Adrian Tolson, Senior Partner at 20|20 Marine Energy
Recent weeks have given rise to a surprising phenomenon in many of the world's major bunkering locations. As we rapidly approach the demise, or partial demise, of HSFO as bunkers, the HSFO bunker price is suddenly rising in value against both crude oil and against diesel prices.
Rotterdam saw 380cst move from 73% of the value of Brent in the first half of the 2018 to 80% in Q4 of 2018. Other ports saw even more extreme price rises, such as New York where we moved from 76% in the first half of 2018 to 87% in Q4.
What exactly was going on?
It all really comes down to the simple laws of supply and demand. HSFO suddenly became very scarce in the second half of 2018 driven by a unique (?) combination of factors.

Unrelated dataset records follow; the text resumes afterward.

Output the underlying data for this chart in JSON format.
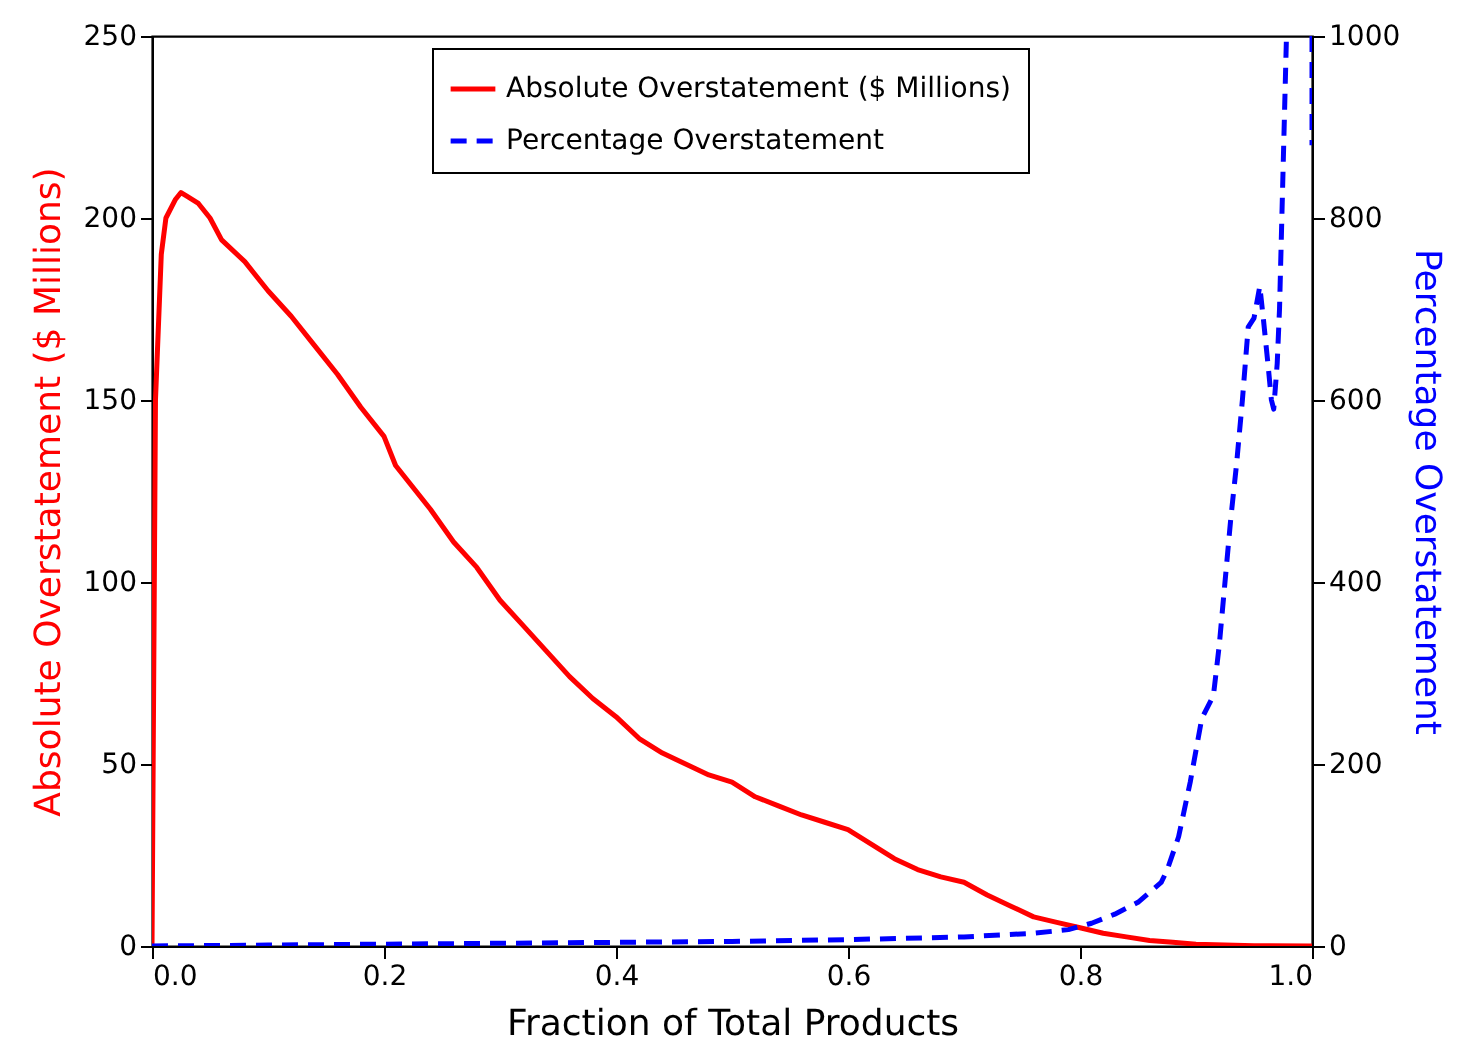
{
  "chart_data": {
    "type": "line",
    "xlabel": "Fraction of Total Products",
    "ylabel": "Absolute Overstatement ($ Millions)",
    "y2label": "Percentage Overstatement",
    "xlim": [
      0,
      1
    ],
    "xticks": [
      {
        "value": 0,
        "label": "0.0"
      },
      {
        "value": 0.2,
        "label": "0.2"
      },
      {
        "value": 0.4,
        "label": "0.4"
      },
      {
        "value": 0.6,
        "label": "0.6"
      },
      {
        "value": 0.8,
        "label": "0.8"
      },
      {
        "value": 1,
        "label": "1.0"
      }
    ],
    "ylim": [
      0,
      250
    ],
    "yticks": [
      0,
      50,
      100,
      150,
      200,
      250
    ],
    "y2lim": [
      0,
      1000
    ],
    "y2ticks": [
      0,
      200,
      400,
      600,
      800,
      1000
    ],
    "legend": "top",
    "grid": false,
    "series": [
      {
        "name": "Absolute Overstatement ($ Millions)",
        "color": "#ff0000",
        "line_style": "solid",
        "x": [
          0,
          0.003,
          0.008,
          0.012,
          0.02,
          0.025,
          0.03,
          0.04,
          0.05,
          0.06,
          0.08,
          0.1,
          0.12,
          0.14,
          0.16,
          0.18,
          0.2,
          0.21,
          0.24,
          0.26,
          0.28,
          0.3,
          0.32,
          0.34,
          0.36,
          0.38,
          0.4,
          0.42,
          0.44,
          0.46,
          0.48,
          0.5,
          0.52,
          0.54,
          0.56,
          0.58,
          0.6,
          0.62,
          0.64,
          0.66,
          0.68,
          0.7,
          0.72,
          0.74,
          0.76,
          0.78,
          0.8,
          0.82,
          0.84,
          0.86,
          0.88,
          0.9,
          0.95,
          1.0
        ],
        "values": [
          0,
          150,
          190,
          200,
          205,
          207,
          206,
          204,
          200,
          194,
          188,
          180,
          173,
          165,
          157,
          148,
          140,
          132,
          120,
          111,
          104,
          95,
          88,
          81,
          74,
          68,
          63,
          57,
          53,
          50,
          47,
          45,
          41,
          38.5,
          36,
          34,
          32,
          28,
          24,
          21,
          19,
          17.5,
          14,
          11,
          8,
          6.5,
          5,
          3.5,
          2.5,
          1.5,
          1,
          0.5,
          0.1,
          0
        ]
      },
      {
        "name": "Percentage Overstatement",
        "color": "#0000ff",
        "line_style": "dashed",
        "axis": "y2",
        "x": [
          0,
          0.1,
          0.2,
          0.3,
          0.4,
          0.5,
          0.6,
          0.7,
          0.76,
          0.79,
          0.81,
          0.83,
          0.85,
          0.87,
          0.875,
          0.885,
          0.895,
          0.905,
          0.915,
          0.92,
          0.925,
          0.93,
          0.935,
          0.94,
          0.945,
          0.95,
          0.955,
          0.958,
          0.962,
          0.965,
          0.967,
          0.97,
          0.972,
          0.975,
          0.978,
          0.99,
          1.0,
          1.0
        ],
        "values": [
          0,
          1,
          2,
          3,
          4,
          5,
          7,
          10,
          14,
          18,
          25,
          35,
          48,
          70,
          83,
          120,
          180,
          250,
          275,
          330,
          400,
          470,
          530,
          600,
          680,
          690,
          725,
          690,
          640,
          600,
          590,
          640,
          700,
          850,
          1000,
          null,
          1000,
          880
        ]
      }
    ]
  }
}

Will this all continue in 2019? To a certain degree it likely will and this creates some interesting potential for profitable HSFO business
Firstly, some of the predicted reduction in HSFO production from existing refineries actually became reality and so a little less HSFO was on the market.

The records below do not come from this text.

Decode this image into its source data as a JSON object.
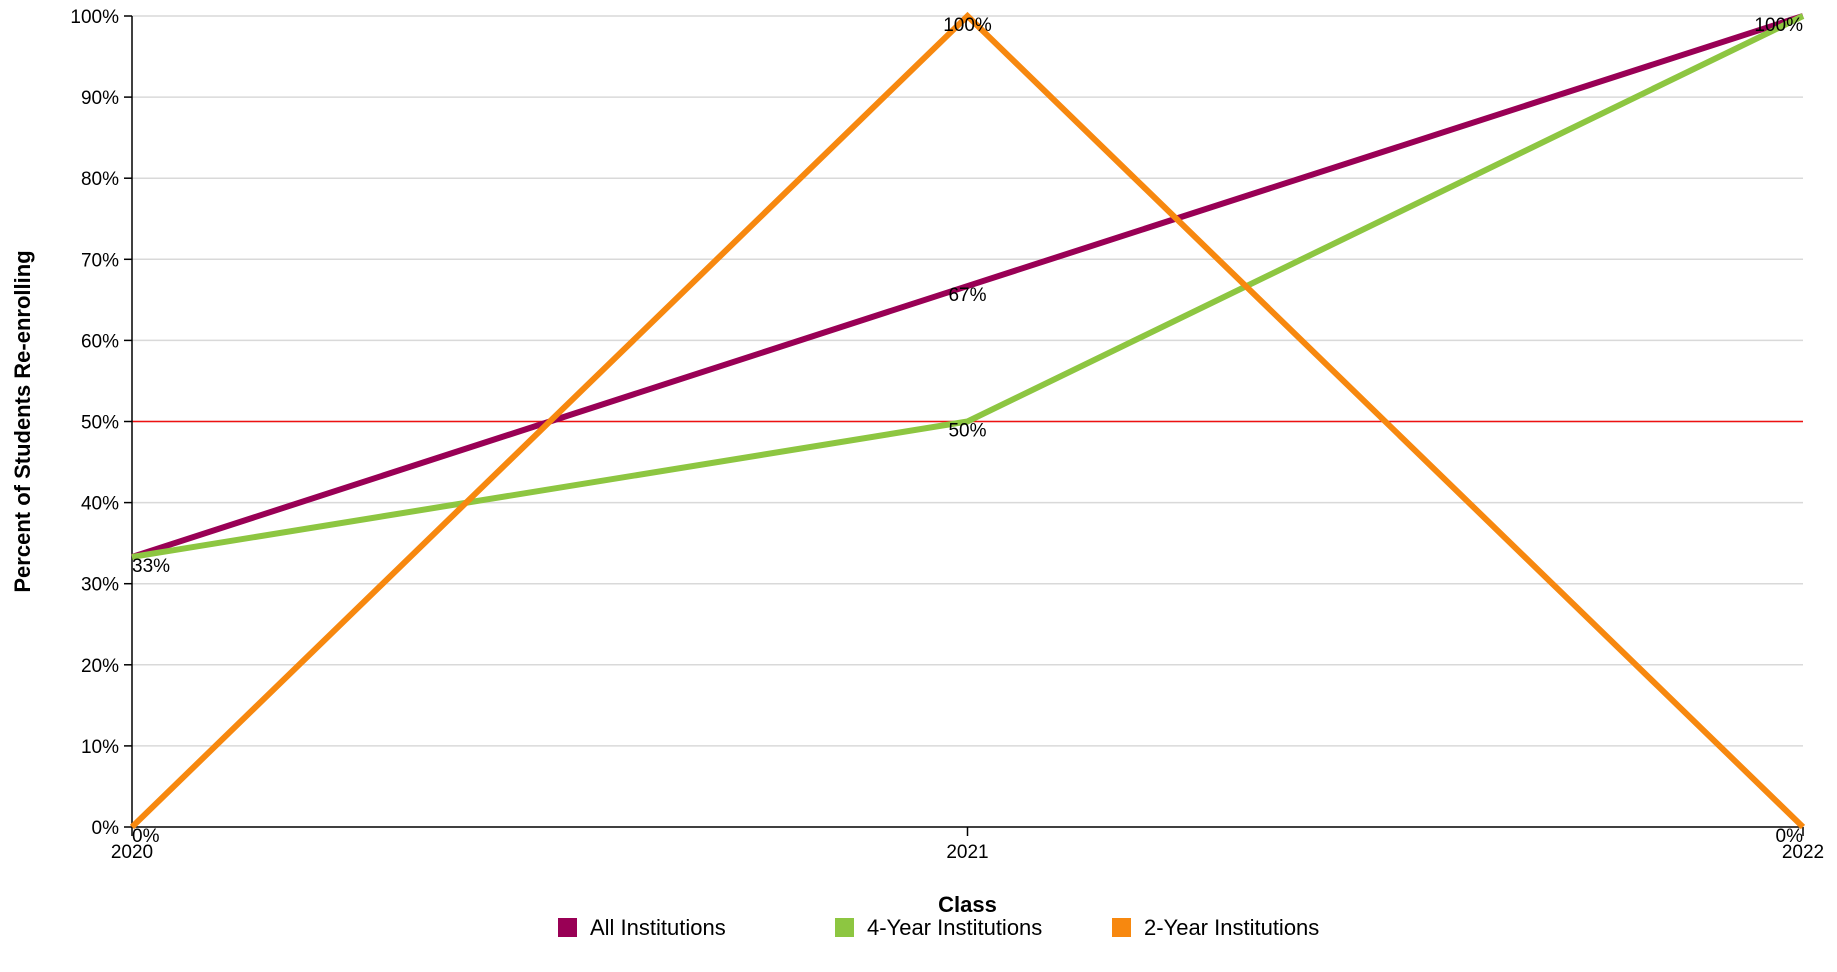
{
  "chart_data": {
    "type": "line",
    "categories": [
      "2020",
      "2021",
      "2022"
    ],
    "xlabel": "Class",
    "ylabel": "Percent of Students Re-enrolling",
    "ylim": [
      0,
      100
    ],
    "yticks": [
      "0%",
      "10%",
      "20%",
      "30%",
      "40%",
      "50%",
      "60%",
      "70%",
      "80%",
      "90%",
      "100%"
    ],
    "grid": true,
    "legend_position": "bottom",
    "reference_line": {
      "value": 50,
      "color": "#ee1111"
    },
    "series": [
      {
        "name": "All Institutions",
        "color": "#990055",
        "values": [
          33.3,
          66.7,
          100
        ],
        "labels": [
          "",
          "67%",
          ""
        ]
      },
      {
        "name": "4-Year Institutions",
        "color": "#8dc641",
        "values": [
          33.3,
          50,
          100
        ],
        "labels": [
          "33%",
          "50%",
          "100%"
        ]
      },
      {
        "name": "2-Year Institutions",
        "color": "#f7880f",
        "values": [
          0,
          100,
          0
        ],
        "labels": [
          "0%",
          "100%",
          "0%"
        ]
      }
    ]
  }
}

Secondly, inspired by a combination of OPEC cutbacks and Iranian sanctions we suddenly saw a increased need for HSFO in certain parts of the world. In particular, Saudi Arabia made the call to shift much of its significant power generation capacity from using its own crude oil to imported HSFO, creating an unexpected demand for HSFO.
Thirdly, and by no means least, we started to see the impact of many of the major traders of HSFO cargoes losing interest in trading HSFO as a commodity. Its not clear whether this was driven by consolidation of HSFO and Diesel trading books, poor financial performance in the first half of 2018 (and 2017), the impending IMO 2020 reduction in HSFO trading activity or a series of horrendous quality claims in the US Gulf area, but activity was down and HSFO liquidity suffered in the market. When oil is scarce prices go up and some of the regional issues in locations, like NY, where even more exaggerated.
Will this all continue in 2019? To a certain degree it likely will and this creates some interesting potential for profitable HSFO business as we start to feel the disruption of 2020. 2019 could be a good year for HSFO traders and suppliers?
What about the scrubber guys? Well, as HSFO rose, diesel and crude really did not, so this made scrubbed HSFO (using today's prices) less attractive as a fuel choice for 2020. But, no worries…HSFO will be very cheap by the end of this year and scrubber economics should be all good again!